Özgün duruşundan uzaklaşan akademisyenlik
Günümüzde bilim etiği daha çok yöntem ve yayın düzeyinde tartışılıyor. Amerika Birleşik Devletleri’nde başlayan, ardından Avrupa Birliği’nde de benimsenen ve tüm dünyaya yayılan “yayınla ya da yok ol” yaklaşımı dijital devrimle birleştiğinde bilimsel makaleleri yayınlayan dergilerin sayısında ve yayınlarda bir patlamaya yol açtı. Bu yayınların ne kadarının nitelikli olduğu ise tartışmalı. Şeklen bilimsel görünen ancak evrensel bilime katkısı kısıtlı yayınların sayısında ciddi bir artış var. Sahte bilimsel dergiler türedi. Sipariş ile doktora tezi yazdırılabiliyor. Bilimciler arasında da yayın ve atıf sayısını artırma odaklı iş birliği giderek yaygınlaşıyor. Dünyaca ünlü bilim dergisi Nature’da 2018 yılında yayınlanan bir makalede her beş günde bir makale yayınlayabilen binlerce bilimciden söz ediliyor.[3] Yayın ve atıf sayısı oldukça fazla, ancak çalıştığı özgül konu net olmayan, hangi bilimsel soruya yanıt aradığı belirsiz “saygın” bilimciler var. Akademisyenlik de özgün duruşundan uzaklaşan bir yaşam biçimine dönüşüyor. Tabii ki bu saptamaları genellemek mümkün değil, ancak bir erozyonun başladığı açık.
Huzursuz dünya için çözüm
Yirmi birinci yüzyılda dünya insan konforu ve teknoloji bakımından hızla gelişmeye devam etse de geniş kitlelerin bağımlılık, cehalet, özgürlüklerin kısıtlanması ve adaleti sağlayamayan hukuk sistemi gibi birçok sıkıntısı var. Dünyadaki gelir dağılımında ciddi bir dengesizlik söz konusu ve nüfusla birlikte yoksul insan sayısı giderek artıyor. Kısacası dünya huzursuz. Daha iyiye gidilebilmesi, yıkıcı savaşlar yerine farklı kültürlerin birbirini daha iyi anladığı barışçıl bir dünya yaratılabilmesi ve temel insan haklarının sözde kalmayıp daha yaygın bir kitleye ulaşabilmesi için etik ilkelerin daha güçlü bir şekilde gündeme gelmesi gerekiyor. Sorunların çözümü için yeni bir yol ya da yönteme ihtiyaç var. Çözüm için felsefesinden kopmamış, etik zeminde çalışabilen bilim, adalet ve medya şart.

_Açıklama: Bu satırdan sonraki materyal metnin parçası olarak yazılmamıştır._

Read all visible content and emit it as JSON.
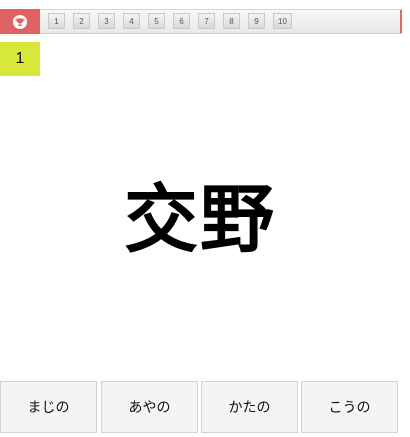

[1] Aybay R. Açıklamalı İnsan Hakları Evrensel Bildirisi. Türkiye Barolar Birliği Yayınları: 113, Ankara, 2006.
[2] Uzbay T. Cehalet Bilimi – Küresel Zekâ Algınızı Nasıl Yönetiyor? Destek Yayınları, İstanbul, 2019.
[3] Ioannidis JPA ve ark., Nature, 561: 167-169, 2018.